这样的场景,郑义已经想过无数次,因为想过,所以才在它真正来临的时候不知所措,跳过了震惊,跳过了悲哀,跳过了暴躁,跳过了接受现实,直接来到了无可奈何的冷静阶段。所有的准备,所有的预想,所有的应对方案,在此刻,仿佛都是人无聊至极时发的白日梦。可人的生理反应是自己控制不住的,事当临头,理性随着最后一点侥幸,一起被压榨出身体,茫然就是唯一存在的东西。
一点光亮出现在郑义深闭的眼中,准确的说那不是光,是一团黑暗,只是比混沌的黑,更有亮度的黑暗,伴着心脏传来的剧烈的疼痛,郑义理解了那团黑暗的含义,那团黑暗叫悔恨。
每一次有机会使自己与杨子文突破关系的瞬间,如同电影一样在郑义脑中闪回,一次一次又一次,越来越多的回忆,让心脏的疼痛快速下坠,悔恨怎么会让胃也开始刺痛。一个声音在问着郑义自己“该流点眼泪么?”
“啊!~”一声浅浅的悲鸣,带着郁结于胸的怨气,缓缓从郑义口中突出。
是该清醒点了,要不然貌似的大义凛然,会变成一个笑话。不取,在以前的预想中,该是多么伟大的事情啊!那些白日梦,一遍一遍的告诉自己,这样的事,不是唯一的结局,可也算的上是必然的结局。一个完璧之身,对于自己深深爱着的女人,是一件比天还大的事情,这个理由郑义复习了无数次,也无数次压抑住了郑义那奔腾豪迈的男儿气概。

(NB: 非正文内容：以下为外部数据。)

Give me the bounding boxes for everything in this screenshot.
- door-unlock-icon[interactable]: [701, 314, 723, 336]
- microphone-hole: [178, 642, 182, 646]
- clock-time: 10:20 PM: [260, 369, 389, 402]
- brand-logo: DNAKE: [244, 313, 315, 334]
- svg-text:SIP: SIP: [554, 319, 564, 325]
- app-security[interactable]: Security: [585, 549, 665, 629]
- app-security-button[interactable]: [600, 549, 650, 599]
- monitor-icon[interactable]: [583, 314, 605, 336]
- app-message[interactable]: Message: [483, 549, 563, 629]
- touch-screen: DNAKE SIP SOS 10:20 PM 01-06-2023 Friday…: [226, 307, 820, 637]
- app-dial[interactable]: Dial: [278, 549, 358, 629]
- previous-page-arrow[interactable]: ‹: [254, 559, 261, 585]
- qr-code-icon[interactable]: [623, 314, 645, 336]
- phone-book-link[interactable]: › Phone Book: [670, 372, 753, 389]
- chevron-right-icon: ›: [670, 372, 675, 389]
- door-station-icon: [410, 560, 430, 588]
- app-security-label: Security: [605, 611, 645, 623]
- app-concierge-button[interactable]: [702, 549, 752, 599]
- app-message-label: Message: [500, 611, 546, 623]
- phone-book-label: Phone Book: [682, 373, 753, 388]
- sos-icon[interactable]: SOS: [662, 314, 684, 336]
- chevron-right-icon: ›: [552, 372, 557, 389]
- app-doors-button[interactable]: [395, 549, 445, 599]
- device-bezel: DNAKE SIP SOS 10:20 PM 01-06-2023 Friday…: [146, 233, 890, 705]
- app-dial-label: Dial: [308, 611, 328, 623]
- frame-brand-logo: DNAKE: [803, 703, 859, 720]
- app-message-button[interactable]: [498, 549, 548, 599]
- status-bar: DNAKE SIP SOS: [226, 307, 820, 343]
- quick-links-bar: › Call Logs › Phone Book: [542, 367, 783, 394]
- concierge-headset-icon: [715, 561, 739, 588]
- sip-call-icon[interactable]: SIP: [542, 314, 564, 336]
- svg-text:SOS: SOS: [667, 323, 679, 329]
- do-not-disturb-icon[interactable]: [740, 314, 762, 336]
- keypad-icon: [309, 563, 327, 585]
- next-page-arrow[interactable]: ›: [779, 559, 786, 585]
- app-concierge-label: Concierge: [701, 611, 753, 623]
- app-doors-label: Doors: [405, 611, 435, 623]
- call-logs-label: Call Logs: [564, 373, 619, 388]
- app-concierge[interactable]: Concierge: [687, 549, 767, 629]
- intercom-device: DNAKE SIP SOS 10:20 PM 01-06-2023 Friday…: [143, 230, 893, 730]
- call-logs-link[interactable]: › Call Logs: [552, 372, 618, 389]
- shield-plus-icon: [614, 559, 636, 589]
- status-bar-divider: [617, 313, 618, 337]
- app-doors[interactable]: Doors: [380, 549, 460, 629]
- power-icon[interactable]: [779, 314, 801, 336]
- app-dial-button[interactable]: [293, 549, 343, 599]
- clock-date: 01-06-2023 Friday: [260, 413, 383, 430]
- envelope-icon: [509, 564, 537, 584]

“也许。。。。。。!”郑义自言自语着,随着理性的回归,侥幸似乎也回来了。
后面的话,郑义没有说出口,因为这不是在骗人,而是在骗自己。
死刑,判了,那是从认识杨子文,得知她家庭状况的时候就开始的判罚,能晚一点被杀死,总是好的,侥幸,不不,那不叫侥幸,那叫拖延,如同死刑犯在执行当天,异想天开的想着也许自己是在梦中,随着自己从高处跌落,一阵坠落感之后,两腿蹬一下被子,自己就能从噩梦中醒来,然后,沐浴着惬意的朝阳,开始一天或许比被杀死也好不了多少的自由生活。
郑义抹了抹眼睛,虽然他不哭,可眼睛中总是会冒出些比眼泪还粘稠的东西。虽然很渺茫,可还是要确认一下自己的猜想。
于是,他从床上站起,一步一步朝外面走去,他心中已经有个地方要去,虽然应该跟躺在床上得到的结果没什么区别,可一个山清水秀的地方,比起这个逼仄昏暗,又臭哄哄与猪圈差别不多的屋子,要矫情的更有格调。
那是一片湖,湖上的莲叶遮住了所有的湖水,沿着湖边有一条曲曲折折的连廊。
这连廊是个好地方,特别是在夜里,有几次郑义都想带杨子文到这儿来坐坐,可这地方太过暧昧,月光,摇曳的荷叶,曲折幽静的木亭。如此诗情画意,碰上心有灵犀的情侣,是绝对避免不了亲热一番的。
郑义翻着自己的电话,找到了杨子婷的号码,楞了半天,还是打了过去。